Poll: Council spends £60k on electronic tags on Norwich lampposts to get people walking and cycling - is it money well spent?
Submitted - Intelligent Health
Electronic tags are to be fitted to Norwich lampposts so people can log how far they are walking or cycling - as part of a £228,000 attempt to get people to get out of their cars.
The unusual tactic to encourage fitness has been funded through money Norwich City Council got from the Department of Health.
Some 15,000 people are expected to take part in the interactive challenge, competing against each other to win prizes for walking or cycling the most.
Special cards will be made available at GP surgeries and in libraries. Every time somebody with a card passes one of 35 devices installed on lampposts in Crome and Heartsease, information will be logged.
City council leaders, who have enlisted IT company Intelligent Health to run the challenge this summer, hope schools and businesses will check online to see who can walk the furthest and most regularly.
Prizes are likely to be given to those who walk and cycle the furthest, but details of how that would work have yet to be decided.
The idea is that it will show people that they do not need to use cars to get about and convince them to swap the steering wheel to pounding the pavements or taking to two wheels on bicycles.
Intelligent Health has already run similar schemes elsewhere, including at Caversham in Berkshire, where a primary school won £6,000 in library books for its pupils topping the table.
The scheme is part of the city council’s Walk To project. City Hall was one of five authorities to make successful bids for a share of a £1.2m government pot.
In November, it was announced that the council had secured £228,000 from the Department of Health and the interactive walking challenge will use up £60,000 of that grant.
Brenda Arthur, leader of Norwich City Council, said: “This is yet another example of how the council, with its partners, has managed to unlock extra funding to invest in the health and wellbeing of Norwich citizens.”
The rest of the money will be used for a number of other projects to run over the next two years.
The other projects include: • Active Norfolk putting on a programme of health walks targeted at the most inactive people in the city.
The aim is to get 500 people out and about by walking through the city’s parks and open spaces as a safe and
pleasant environment to encourage walking.

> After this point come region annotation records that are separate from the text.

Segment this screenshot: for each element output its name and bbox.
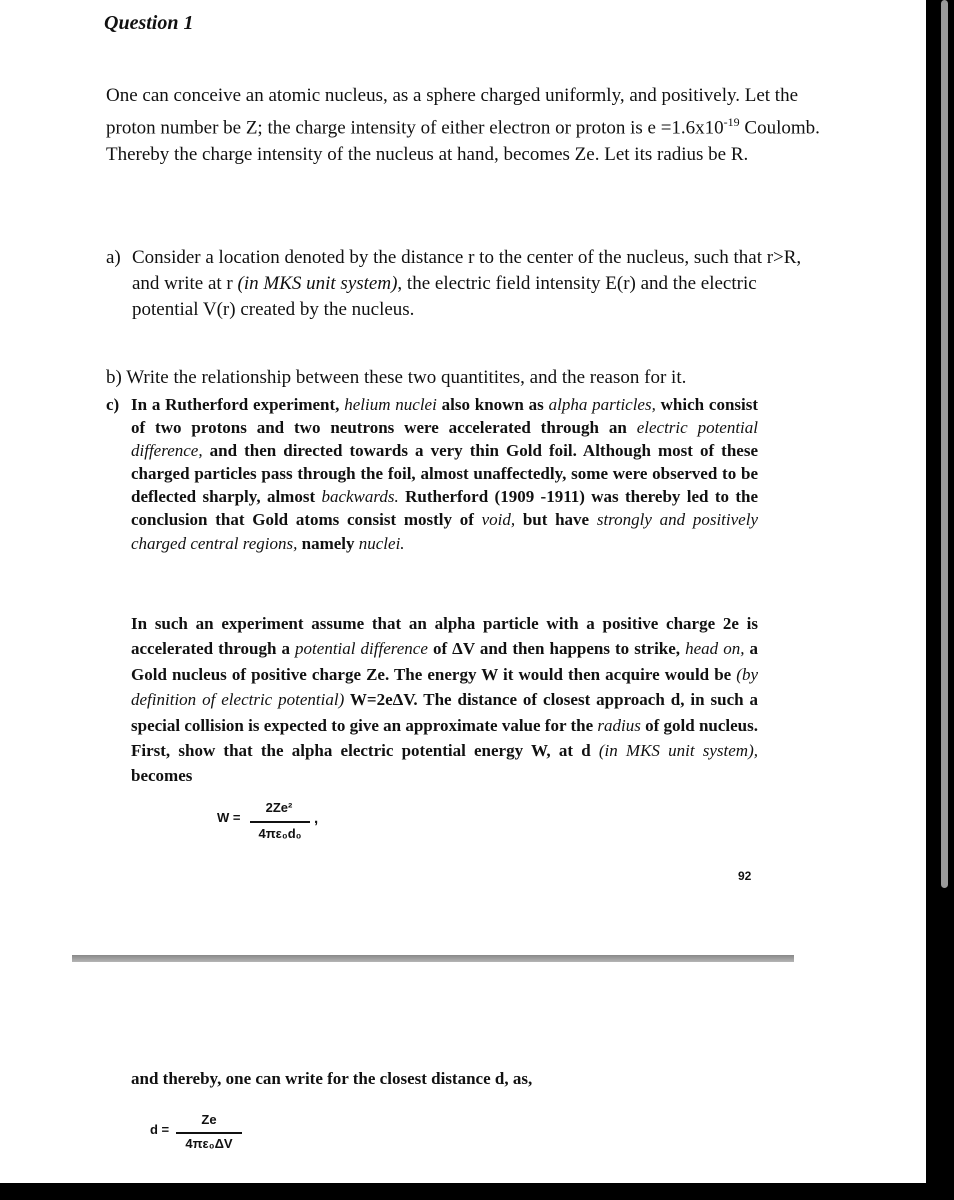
c-s3: which consist of two protons and two neutrons were accelerated through an: [131, 395, 759, 438]
c-i1: helium nuclei: [344, 395, 437, 414]
equation-d: [150, 1112, 260, 1162]
c-s4: and then directed towards a very thin Gold foil. Although most of these charged particles pass through the foil, almost unaffectedly, some were observed to be deflected sharply, almost: [131, 441, 758, 507]
p2-s4: W=2eΔV. The distance of closest approach d, in such a special collision is expected to give an approximate value for the: [131, 690, 758, 735]
p2-s5: of gold nucleus. First, show that the alpha electric potential energy W, at d: [131, 715, 758, 761]
c-i4: backwards.: [321, 487, 399, 507]
c-i5: void,: [481, 510, 516, 530]
c-s7: namely: [297, 533, 359, 553]
c-i7: nuclei.: [358, 533, 405, 553]
c-i3: electric potential difference,: [131, 418, 759, 461]
equation-w: [217, 800, 327, 850]
eq-w-lhs: W =: [217, 810, 241, 825]
part-c-label: c): [106, 395, 120, 414]
eq-d-fraction-bar: [176, 1132, 242, 1134]
p2-s2: of ΔV and then happens to strike,: [427, 639, 686, 659]
part-a: [106, 245, 816, 323]
part-a-text-1: Consider a location denoted by the distance r to the center of the nucleus, such that r>R, and write at r: [132, 247, 802, 294]
part-a-text: [132, 245, 816, 323]
eq-d-denominator: 4πε₀ΔV: [185, 1136, 233, 1151]
c-s1: In a Rutherford experiment,: [131, 395, 345, 414]
part-c-text: [131, 393, 758, 555]
intro-exponent: -19: [723, 115, 740, 129]
page-divider: [72, 955, 794, 962]
c-i2: alpha particles,: [548, 395, 656, 414]
c-i6: strongly and positively charged central regions,: [131, 510, 758, 553]
c-s6: but have: [515, 510, 597, 530]
part-b-text: Write the relationship between these two quantitites, and the reason for it.: [126, 367, 687, 388]
intro-tail: Coulomb. Thereby the charge intensity of the nucleus at hand, becomes Ze. Let its radius be R.: [106, 117, 820, 166]
part-a-label: a): [106, 247, 121, 268]
p2-i5: (in MKS unit system),: [598, 741, 758, 761]
eq-w-numerator: 2Ze²: [265, 800, 293, 815]
page-number: 92: [738, 869, 752, 883]
p2-s6: becomes: [131, 766, 193, 786]
intro-text: One can conceive an atomic nucleus, as a sphere charged uniformly, and positively. Let the proton number be Z; the charge intensity of either electron or proton is e =1.6x10: [106, 85, 799, 139]
c-s5: Rutherford (1909 -1911) was thereby led to the conclusion that Gold atoms consist mostly of: [131, 487, 759, 530]
part-a-italic-1: (in MKS unit system): [237, 273, 398, 294]
p2-s1: In such an experiment assume that an alpha particle with a positive charge 2e is accelerated through a: [131, 614, 758, 659]
p2-i3: (by definition of electric potential): [131, 664, 758, 710]
p2-s3: a Gold nucleus of positive charge Ze. The energy W it would then acquire would be: [131, 639, 759, 684]
eq-d-numerator: Ze: [201, 1112, 217, 1127]
eq-w-comma: ,: [314, 810, 319, 827]
part-c: [106, 393, 758, 555]
scrollbar[interactable]: [941, 0, 948, 888]
experiment-paragraph: [131, 611, 758, 789]
part-b: [106, 365, 816, 391]
eq-w-fraction-bar: [250, 821, 310, 823]
part-a-text-2: , the electric field intensity E(r) and the electric potential V(r) created by the nucleus.: [132, 273, 757, 320]
part-b-label: b): [106, 367, 122, 388]
question-title: Question 1: [104, 12, 194, 34]
p2-i1: potential difference: [295, 639, 428, 659]
closest-distance-paragraph: and thereby, one can write for the closest distance d, as,: [131, 1069, 533, 1088]
p2-i2: head on,: [685, 639, 745, 659]
eq-d-lhs: d =: [150, 1122, 170, 1137]
eq-w-denominator: 4πε₀d₀: [258, 826, 302, 841]
intro-paragraph: [106, 82, 826, 168]
c-s2: also known as: [436, 395, 549, 414]
p2-i4: radius: [597, 715, 641, 735]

• Liftshare working with local businesses so staff are aware of alternative transport through ‘personal travel plans’. Companies will be provided with options for using buses, cycles and walking, with factors such as calories used, cost and emissions highlighted. The target is to reach 2,400 people.
• A project co-ordinator will be given a budget to make sure the city benefits from national walking initiatives while championing the financial and environmental benefits of walking.
The Department for Transport announced last summer that a Cycle City Ambition grant would be awarded to Norwich City Council.
The cash, made up of £3.7m from government and £1.8m of local money, will be used to upgrade cycling routes across Norwich, including an eight-mile route through the city centre, known as the pink pedalway, which will connect Heartsease with the University of East Anglia
Ms Arthur said of the Walk To scheme: “This project will sit alongside our cycling project to help reduce health inequalities, encourage people to shift to sustainable forms of transport and so reduce carbon emissions, traffic noise and congestion and make sure that our new cycling infrastructure is not to the detriment of pedestrians.”